Nissan gives the old Frontier a heart transplant, promises to kill it soon.

Well, this is unusual. Standard operating procedure for a vehicle at death's door is for a manufacturer to let it quietly atrophy and to fend off all questions about a replacement with a "we don't comment on future product" statement. Not so with the 2020 Nissan Frontier, the current granddaddy of the compact/midsize pickup segment: It's getting a new powertrain, and Nissan is making it abundantly clear that this is a retirement present. We'll see this engine in an all-new version of the Frontier, which it says is coming soon.

The Frontier's current four- and six-cylinder engines will both give way to a single powerplant: a new direct-injected 3.8-liter V-6 that delivers 310 horsepower and 281 lb-ft of torque. That's 49 more horsepower than the 4.0-liter V-6 in the 2019 Frontier. Torque remains unchanged, but the new engine should offer a significant increase in acceleration and fuel economy thanks in large part to its accompanying nine-speed automatic transmission. As usual, the 2020 Frontier will be available with rear- or electrically-shifted part-time four-wheel-drive. The new V-6 is being built at the same plant in Decherd, Tennessee, that produces the Titan's 5.6-liter V-8.

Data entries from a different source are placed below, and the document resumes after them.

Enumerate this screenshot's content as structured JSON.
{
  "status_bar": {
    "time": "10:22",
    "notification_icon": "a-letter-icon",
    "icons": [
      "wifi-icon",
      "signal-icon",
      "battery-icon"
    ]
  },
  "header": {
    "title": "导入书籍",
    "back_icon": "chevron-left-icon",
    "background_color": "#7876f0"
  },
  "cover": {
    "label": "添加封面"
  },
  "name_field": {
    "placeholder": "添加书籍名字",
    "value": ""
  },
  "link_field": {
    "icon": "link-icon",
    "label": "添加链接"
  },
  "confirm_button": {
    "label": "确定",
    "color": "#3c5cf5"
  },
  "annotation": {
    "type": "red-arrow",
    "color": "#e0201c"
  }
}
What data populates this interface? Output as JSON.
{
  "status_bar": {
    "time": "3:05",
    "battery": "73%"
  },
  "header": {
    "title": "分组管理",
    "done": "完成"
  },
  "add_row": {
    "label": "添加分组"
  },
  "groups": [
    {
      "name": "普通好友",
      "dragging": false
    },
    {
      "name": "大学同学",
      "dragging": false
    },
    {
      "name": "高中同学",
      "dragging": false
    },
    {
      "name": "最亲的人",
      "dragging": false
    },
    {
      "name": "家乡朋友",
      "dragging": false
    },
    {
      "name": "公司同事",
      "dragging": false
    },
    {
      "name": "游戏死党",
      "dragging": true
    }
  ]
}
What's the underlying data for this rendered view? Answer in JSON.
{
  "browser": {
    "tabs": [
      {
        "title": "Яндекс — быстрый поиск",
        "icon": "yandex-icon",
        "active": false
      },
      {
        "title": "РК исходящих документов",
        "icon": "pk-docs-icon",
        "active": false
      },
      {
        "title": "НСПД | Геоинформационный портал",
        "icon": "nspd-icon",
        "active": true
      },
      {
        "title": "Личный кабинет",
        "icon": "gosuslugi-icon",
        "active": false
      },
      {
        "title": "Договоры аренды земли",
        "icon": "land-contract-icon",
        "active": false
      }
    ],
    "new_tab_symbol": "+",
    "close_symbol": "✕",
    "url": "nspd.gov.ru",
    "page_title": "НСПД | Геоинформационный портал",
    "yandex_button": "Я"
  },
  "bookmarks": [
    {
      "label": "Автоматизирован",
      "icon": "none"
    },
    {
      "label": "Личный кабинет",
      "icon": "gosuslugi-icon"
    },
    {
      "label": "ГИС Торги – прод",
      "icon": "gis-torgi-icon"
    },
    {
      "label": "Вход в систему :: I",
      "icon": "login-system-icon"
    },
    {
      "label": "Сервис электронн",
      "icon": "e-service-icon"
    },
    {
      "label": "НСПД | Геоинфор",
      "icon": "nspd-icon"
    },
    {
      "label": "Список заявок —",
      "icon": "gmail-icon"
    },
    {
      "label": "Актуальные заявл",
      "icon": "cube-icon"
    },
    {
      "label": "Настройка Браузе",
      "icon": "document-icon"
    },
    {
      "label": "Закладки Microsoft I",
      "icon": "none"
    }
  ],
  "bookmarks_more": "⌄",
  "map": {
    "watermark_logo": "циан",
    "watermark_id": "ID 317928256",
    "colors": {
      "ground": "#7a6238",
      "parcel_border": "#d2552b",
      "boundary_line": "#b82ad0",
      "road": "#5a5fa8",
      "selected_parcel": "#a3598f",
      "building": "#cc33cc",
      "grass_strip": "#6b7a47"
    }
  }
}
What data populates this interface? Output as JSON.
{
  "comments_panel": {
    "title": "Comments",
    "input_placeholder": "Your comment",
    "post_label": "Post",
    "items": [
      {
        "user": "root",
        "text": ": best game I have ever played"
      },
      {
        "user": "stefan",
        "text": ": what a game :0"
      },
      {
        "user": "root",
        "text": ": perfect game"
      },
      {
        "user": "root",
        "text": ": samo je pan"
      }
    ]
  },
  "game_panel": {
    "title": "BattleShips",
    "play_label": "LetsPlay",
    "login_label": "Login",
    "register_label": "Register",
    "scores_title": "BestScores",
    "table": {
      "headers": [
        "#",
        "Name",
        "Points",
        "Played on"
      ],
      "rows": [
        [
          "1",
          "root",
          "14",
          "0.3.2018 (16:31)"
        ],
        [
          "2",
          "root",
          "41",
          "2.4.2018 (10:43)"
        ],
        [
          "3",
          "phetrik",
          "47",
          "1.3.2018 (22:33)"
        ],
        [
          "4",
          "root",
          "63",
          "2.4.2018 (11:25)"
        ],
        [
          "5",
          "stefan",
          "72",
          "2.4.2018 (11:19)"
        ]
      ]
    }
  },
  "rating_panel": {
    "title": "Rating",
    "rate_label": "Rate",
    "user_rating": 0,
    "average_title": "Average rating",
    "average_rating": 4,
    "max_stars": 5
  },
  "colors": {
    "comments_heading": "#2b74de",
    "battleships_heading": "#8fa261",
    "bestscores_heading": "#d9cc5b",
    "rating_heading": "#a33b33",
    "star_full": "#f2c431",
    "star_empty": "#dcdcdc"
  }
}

Along with the new engine, the Frontier marches boldly into the 1990s with a newly standard tilt-adjustable steering column, power windows, and power locks, as well as pushbutton ignition, which we are told on deep background will be the automotive trend of the 2000s. As expected for a dead pickup walking, the model lineup is being trimmed. Extended ("King") cabs are offered in S and SV trims, while the crew cab will be offered in S, SV, and Pro-4X levels with two wheelbase choices for SV models.

Nissan isn't shy about the fact that a new Frontier is coming; it has made it abundantly clear in the press materials that this new powertrain will have a starring role in the next-generation model. It's about time, too—the current Frontier was introduced in 2004 and facelifted for 2009, and it rarely garners a mention in the ongoing Tacoma vs. Colorado vs. Ranger vs. Gladiator midsize pickup-truck wars.

What's interesting to us is what the timing of this new powertrain tells us about the new model. No sane automaker would spend the money to fit a new engine to vehicle architecture that they were planning to scrap, so it seems pretty obvious that Nissan plans to take Toyota's lead with the latest Tacoma by reworking the existing truck—something more extensive than a mere facelift but short of a truly all-new vehicle. That Nissan plans to stick to a proven formula rather than reinvent its pickup can be viewed either as more of the cost-cutting for which the firm is now renowned or a sign it's not looking to water down the model as it did with the latest Pathfinder.

The 2020 Frontier and its new engine go on sale this spring, and while Nissan hasn't announced a set date, we'd be willing to bet that the 2021 Nissan Frontier will make its debut within the next 12 months.